Complex tools with many parameters or behaviors need more documentation. Simple tools need less. This dimension scales expectations accordingly.

Parameters4/5

Does the description clarify parameter syntax, constraints, interactions, or defaults beyond what the schema provides?

The input schema has 0 parameters with 100% coverage, so no parameter documentation is needed. The description appropriately does not discuss parameters, maintaining focus on the tool's purpose and output. Baseline is 4 for 0 parameters, as it avoids unnecessary details.

Input schemas describe structure but not intent. Descriptions should explain non-obvious parameter relationships and valid value ranges.

Purpose5/5

Does the description clearly state what the tool does and how it differs from similar tools?

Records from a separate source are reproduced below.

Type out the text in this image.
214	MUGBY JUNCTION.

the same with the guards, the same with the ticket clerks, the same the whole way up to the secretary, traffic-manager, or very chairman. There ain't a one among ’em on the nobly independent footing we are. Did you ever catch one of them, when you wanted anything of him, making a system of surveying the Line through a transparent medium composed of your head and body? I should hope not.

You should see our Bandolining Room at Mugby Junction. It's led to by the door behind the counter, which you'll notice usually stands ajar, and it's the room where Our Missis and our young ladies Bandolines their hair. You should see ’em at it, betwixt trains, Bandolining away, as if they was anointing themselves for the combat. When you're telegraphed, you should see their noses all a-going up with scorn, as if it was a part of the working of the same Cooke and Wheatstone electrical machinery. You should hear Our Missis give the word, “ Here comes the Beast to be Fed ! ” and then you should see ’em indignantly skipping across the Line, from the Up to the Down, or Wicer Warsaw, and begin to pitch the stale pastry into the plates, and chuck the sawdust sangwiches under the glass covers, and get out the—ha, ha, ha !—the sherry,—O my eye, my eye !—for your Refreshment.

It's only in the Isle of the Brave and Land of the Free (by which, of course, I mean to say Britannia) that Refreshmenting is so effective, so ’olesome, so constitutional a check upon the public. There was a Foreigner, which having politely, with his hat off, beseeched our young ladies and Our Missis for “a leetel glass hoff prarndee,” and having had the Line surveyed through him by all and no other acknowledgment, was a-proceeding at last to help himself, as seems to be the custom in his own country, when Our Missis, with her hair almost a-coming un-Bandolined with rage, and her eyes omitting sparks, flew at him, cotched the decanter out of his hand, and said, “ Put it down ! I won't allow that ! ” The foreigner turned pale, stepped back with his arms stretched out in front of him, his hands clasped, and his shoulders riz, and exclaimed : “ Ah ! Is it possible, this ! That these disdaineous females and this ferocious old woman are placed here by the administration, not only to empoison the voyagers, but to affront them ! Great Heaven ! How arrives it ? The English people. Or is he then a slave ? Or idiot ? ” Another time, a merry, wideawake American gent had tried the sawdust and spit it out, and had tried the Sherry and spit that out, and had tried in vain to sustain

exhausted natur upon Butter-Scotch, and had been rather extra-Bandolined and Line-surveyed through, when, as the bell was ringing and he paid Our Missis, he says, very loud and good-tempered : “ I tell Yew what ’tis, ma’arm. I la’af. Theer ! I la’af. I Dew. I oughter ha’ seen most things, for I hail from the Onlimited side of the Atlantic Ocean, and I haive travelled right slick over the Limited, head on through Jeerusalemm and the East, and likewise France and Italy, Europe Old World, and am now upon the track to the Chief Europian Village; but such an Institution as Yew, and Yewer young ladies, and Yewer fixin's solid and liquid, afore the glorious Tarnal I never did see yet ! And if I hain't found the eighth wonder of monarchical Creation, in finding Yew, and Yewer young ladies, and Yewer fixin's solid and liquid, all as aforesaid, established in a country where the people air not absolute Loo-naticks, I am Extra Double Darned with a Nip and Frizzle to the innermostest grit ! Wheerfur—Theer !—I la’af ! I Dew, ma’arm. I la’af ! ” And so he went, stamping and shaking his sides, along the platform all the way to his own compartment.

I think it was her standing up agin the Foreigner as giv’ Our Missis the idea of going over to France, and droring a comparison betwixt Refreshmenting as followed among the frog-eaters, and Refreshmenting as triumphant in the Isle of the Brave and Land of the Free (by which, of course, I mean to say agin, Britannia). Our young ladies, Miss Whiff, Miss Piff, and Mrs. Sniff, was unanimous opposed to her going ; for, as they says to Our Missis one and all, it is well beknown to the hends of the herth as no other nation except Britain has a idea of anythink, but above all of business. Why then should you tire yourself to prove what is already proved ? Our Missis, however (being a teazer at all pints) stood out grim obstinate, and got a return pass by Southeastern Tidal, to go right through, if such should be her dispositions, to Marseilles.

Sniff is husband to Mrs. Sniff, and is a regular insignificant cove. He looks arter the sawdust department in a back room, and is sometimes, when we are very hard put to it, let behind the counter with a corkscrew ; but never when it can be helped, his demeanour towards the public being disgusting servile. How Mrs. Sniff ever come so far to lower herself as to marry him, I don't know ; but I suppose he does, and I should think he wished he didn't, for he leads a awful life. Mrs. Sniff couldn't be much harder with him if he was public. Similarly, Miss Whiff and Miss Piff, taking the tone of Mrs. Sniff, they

The description clearly states the specific action ('List skills that have been verified and certified by Skvil admins') and resource ('certified skills'), distinguishing it from siblings like 'skvil_register' (likely for registration) or 'skvil_verify' (likely for verification processes). It specifies the scope of 'certified' skills versus other types.

Agents choose between tools based on descriptions. A clear purpose with a specific verb and resource helps agents select the right tool.

Usage Guidelines3/5

Does the description explain when to use this tool, when not to, or what alternatives exist?

The description implies usage for retrieving certified skills with details like level and date, but does not explicitly state when to use this tool versus alternatives such as 'skvil_catalog' (which might list all skills) or 'skvil_stats' (which might provide statistics). It provides context but lacks explicit guidance on exclusions or comparisons.

Agents often have multiple tools that could apply. Explicit usage guidance like "use X instead of Y when Z" prevents misuse.